Talk about money, but keep the conversation positive: It’s common for parents to associate negativity with finances; in fact, that’s how I grew up, and it took me many years to break this thinking. For many, they’ve learned the hard lessons through first-hand experiences with credit card balances, lingering student loans, an unsteady job market, and unaffordable real estate prices. So, it’s no wonder that fear and anger is the baseline emotion associated with money.
But negativity is not a healthy approach when children are learning important financial life lessons.
Talk openly and positively about money; how it helps the family buy groceries and toys, why it’s important to save it, how to make it last longer through discounts, and try to explain that each family has a certain amount of it, and that the adults decide on behalf of the family the best ways to use the money. Avoid negative blanket statements such as “there’s never enough,” “we’re poor,” “I’m not an ATM,” or “if only my boss would pay me more,” because young children won’t understand this negative association with money.
A great place to start a positive conversation about money is at the grocery store. Take your children with you. Explain your choices such as why you paid a little more for healthy granola versus Froot Loops.
Introduce an allowance structure that isn’t tied to chores: When I was little, my brother, sister, and I were paid allowance only if we completed chores such as making our beds, putting our toys away, loading the dishwasher, and so on. But more recent parenting studies show that linking an allowance system to chores has no bearing on how the children will value money. Children should want to contribute because they’re part of the family, not because they’re being paid to do it.

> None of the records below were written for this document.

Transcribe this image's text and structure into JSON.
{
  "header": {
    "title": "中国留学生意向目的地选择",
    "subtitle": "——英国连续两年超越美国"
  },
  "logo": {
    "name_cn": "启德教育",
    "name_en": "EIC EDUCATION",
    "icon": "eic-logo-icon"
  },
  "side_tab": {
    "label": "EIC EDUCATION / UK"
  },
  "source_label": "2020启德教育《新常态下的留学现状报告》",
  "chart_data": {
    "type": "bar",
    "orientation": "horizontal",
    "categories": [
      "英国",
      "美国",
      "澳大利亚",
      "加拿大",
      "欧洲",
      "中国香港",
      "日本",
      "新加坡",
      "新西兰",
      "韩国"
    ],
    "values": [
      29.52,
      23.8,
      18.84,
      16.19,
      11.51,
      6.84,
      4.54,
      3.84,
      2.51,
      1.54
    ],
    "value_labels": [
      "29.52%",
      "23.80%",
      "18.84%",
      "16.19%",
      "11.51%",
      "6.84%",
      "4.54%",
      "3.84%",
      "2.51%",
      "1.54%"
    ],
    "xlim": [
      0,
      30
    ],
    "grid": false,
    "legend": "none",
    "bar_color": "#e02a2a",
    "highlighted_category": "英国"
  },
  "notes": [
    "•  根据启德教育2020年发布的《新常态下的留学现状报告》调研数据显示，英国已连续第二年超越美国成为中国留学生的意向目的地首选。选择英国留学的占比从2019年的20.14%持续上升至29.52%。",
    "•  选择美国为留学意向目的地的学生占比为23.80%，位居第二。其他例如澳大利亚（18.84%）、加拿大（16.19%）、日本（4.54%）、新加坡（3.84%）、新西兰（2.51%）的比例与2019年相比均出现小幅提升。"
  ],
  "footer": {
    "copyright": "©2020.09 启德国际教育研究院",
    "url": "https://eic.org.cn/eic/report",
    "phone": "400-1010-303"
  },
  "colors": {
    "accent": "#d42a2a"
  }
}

Thus, allowances would be issued in regular intervals, just like a paycheque, starting between the ages of three and five, and the allowance wouldn’t be dependent on chores.
Help your child manage their allowance by giving them a framework: Step one is to explain that each allowance needs to be split three ways — saving (20 per cent) and eventually half of this becomes investing, giving (10 per cent) and spending (70 per cent). For very young children, give them $10 in loonies that can easily, and quite literally, be divided up into these categories.

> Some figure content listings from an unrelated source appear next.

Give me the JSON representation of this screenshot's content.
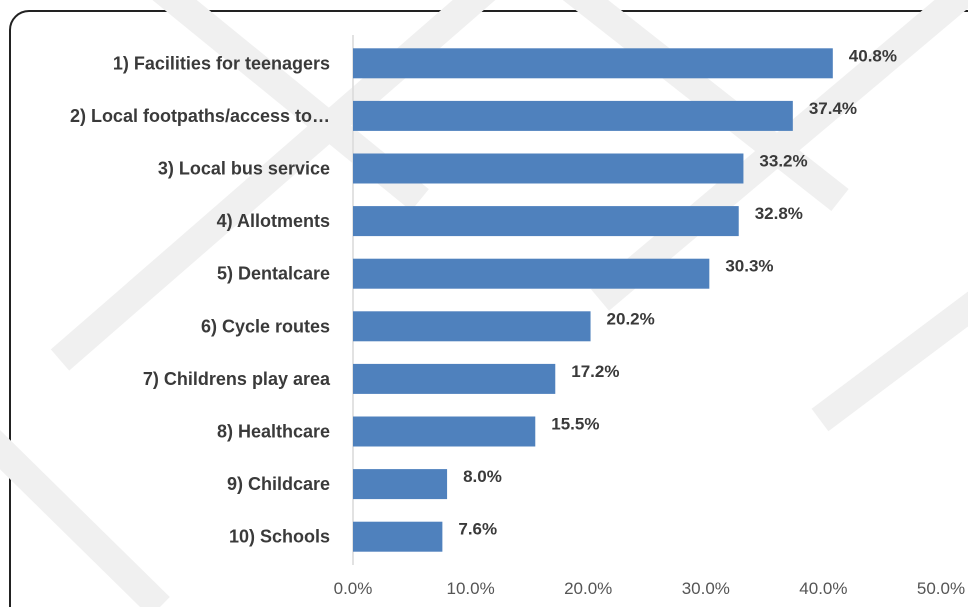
{
  "chart_data": {
    "type": "bar",
    "orientation": "horizontal",
    "categories": [
      "1) Facilities for teenagers",
      "2) Local footpaths/access to…",
      "3) Local bus service",
      "4) Allotments",
      "5) Dentalcare",
      "6) Cycle routes",
      "7) Childrens play area",
      "8) Healthcare",
      "9) Childcare",
      "10) Schools"
    ],
    "values": [
      40.8,
      37.4,
      33.2,
      32.8,
      30.3,
      20.2,
      17.2,
      15.5,
      8.0,
      7.6
    ],
    "value_labels": [
      "40.8%",
      "37.4%",
      "33.2%",
      "32.8%",
      "30.3%",
      "20.2%",
      "17.2%",
      "15.5%",
      "8.0%",
      "7.6%"
    ],
    "x_ticks": [
      "0.0%",
      "10.0%",
      "20.0%",
      "30.0%",
      "40.0%",
      "50.0%"
    ],
    "xlim": [
      0,
      50
    ],
    "grid": false,
    "legend": "none",
    "colors": {
      "bar": "#4f81bd",
      "axis": "#d9d9d9",
      "text": "#3a3a3a"
    }
  }
}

Step two is to take them to open up a savings account, and make it a regular habit that on allowance day, they go and make a deposit of 20 per cent of their allowance into their savings account. Most financial institutions have a no-fee account for kids.
Step three is to give them a wide berth to decide who to give away their 10 per cent giving portion to; a nearby vet clinic, a lunch box program, and so on.

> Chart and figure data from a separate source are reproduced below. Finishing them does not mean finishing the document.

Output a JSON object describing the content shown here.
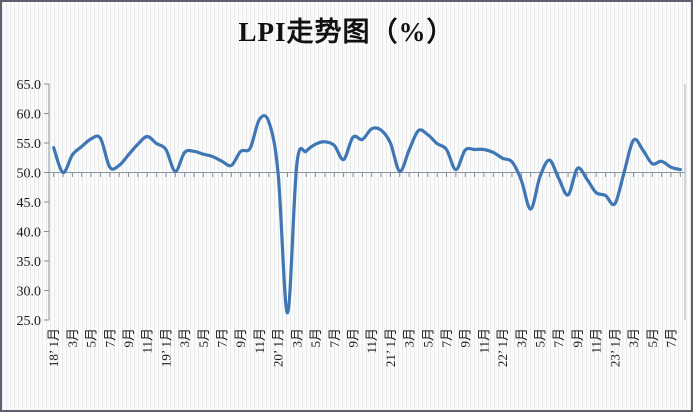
{
  "title": "LPI走势图（%）",
  "colors": {
    "line": "#3f76b4",
    "axis": "#8b96a0",
    "tick": "#7e8f9a",
    "plot_right_border": "#aab0b8",
    "text": "#1c1c1c",
    "background": "#fbfbf9",
    "frame_border": "#5f5f70"
  },
  "chart_data": {
    "type": "line",
    "title": "LPI走势图（%）",
    "legend": "none",
    "grid": "none",
    "smooth": true,
    "baseline": 50,
    "ylim": [
      25,
      65
    ],
    "y_tick_values": [
      65,
      60,
      55,
      50,
      45,
      40,
      35,
      30,
      25
    ],
    "y_tick_labels": [
      "65.0",
      "60.0",
      "55.0",
      "50.0",
      "45.0",
      "40.0",
      "35.0",
      "30.0",
      "25.0"
    ],
    "x": [
      "2018-01",
      "2018-02",
      "2018-03",
      "2018-04",
      "2018-05",
      "2018-06",
      "2018-07",
      "2018-08",
      "2018-09",
      "2018-10",
      "2018-11",
      "2018-12",
      "2019-01",
      "2019-02",
      "2019-03",
      "2019-04",
      "2019-05",
      "2019-06",
      "2019-07",
      "2019-08",
      "2019-09",
      "2019-10",
      "2019-11",
      "2019-12",
      "2020-01",
      "2020-02",
      "2020-03",
      "2020-04",
      "2020-05",
      "2020-06",
      "2020-07",
      "2020-08",
      "2020-09",
      "2020-10",
      "2020-11",
      "2020-12",
      "2021-01",
      "2021-02",
      "2021-03",
      "2021-04",
      "2021-05",
      "2021-06",
      "2021-07",
      "2021-08",
      "2021-09",
      "2021-10",
      "2021-11",
      "2021-12",
      "2022-01",
      "2022-02",
      "2022-03",
      "2022-04",
      "2022-05",
      "2022-06",
      "2022-07",
      "2022-08",
      "2022-09",
      "2022-10",
      "2022-11",
      "2022-12",
      "2023-01",
      "2023-02",
      "2023-03",
      "2023-04",
      "2023-05",
      "2023-06",
      "2023-07",
      "2023-08"
    ],
    "values": [
      54.2,
      50.0,
      53.0,
      54.4,
      55.7,
      55.8,
      50.9,
      51.2,
      53.0,
      54.8,
      56.1,
      54.9,
      53.9,
      50.2,
      53.4,
      53.6,
      53.1,
      52.7,
      51.9,
      51.2,
      53.6,
      54.1,
      59.0,
      58.6,
      49.9,
      26.2,
      51.5,
      53.6,
      54.8,
      55.2,
      54.6,
      52.2,
      56.0,
      55.6,
      57.4,
      57.2,
      55.0,
      50.2,
      53.8,
      57.1,
      56.4,
      54.9,
      53.9,
      50.5,
      53.8,
      53.9,
      53.9,
      53.4,
      52.4,
      51.8,
      48.7,
      43.8,
      49.3,
      52.1,
      49.0,
      46.2,
      50.7,
      48.9,
      46.6,
      46.1,
      44.7,
      50.1,
      55.5,
      53.8,
      51.5,
      51.9,
      50.9,
      50.5
    ],
    "x_tick_labels": [
      "18’ 1月",
      "3月",
      "5月",
      "7月",
      "9月",
      "11月",
      "19’ 1月",
      "3月",
      "5月",
      "7月",
      "9月",
      "11月",
      "20’ 1月",
      "3月",
      "5月",
      "7月",
      "9月",
      "11月",
      "21’ 1月",
      "3月",
      "5月",
      "7月",
      "9月",
      "11月",
      "22’ 1月",
      "3月",
      "5月",
      "7月",
      "9月",
      "11月",
      "23’ 1月",
      "3月",
      "5月",
      "7月"
    ],
    "x_tick_label_every": 2
  }
}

Step four is to allow them discretion around the spending portion. Though you might not like how they spend the remaining 70 per cent, it’s key to let them try spending on various things; school supplies, toys, ice cream, and more. They will learn important lessons about how to stretch their money, to count change, and what to do if they don’t have enough (HINT — this is not your cue to give them more... they need to save up). Along the way, you can give them helpful coaching.
As I become a parent again this summer, it’s my goal to raise financially strong children who understands that they can make good choices with their money today, and that in turn will help support an awesome future.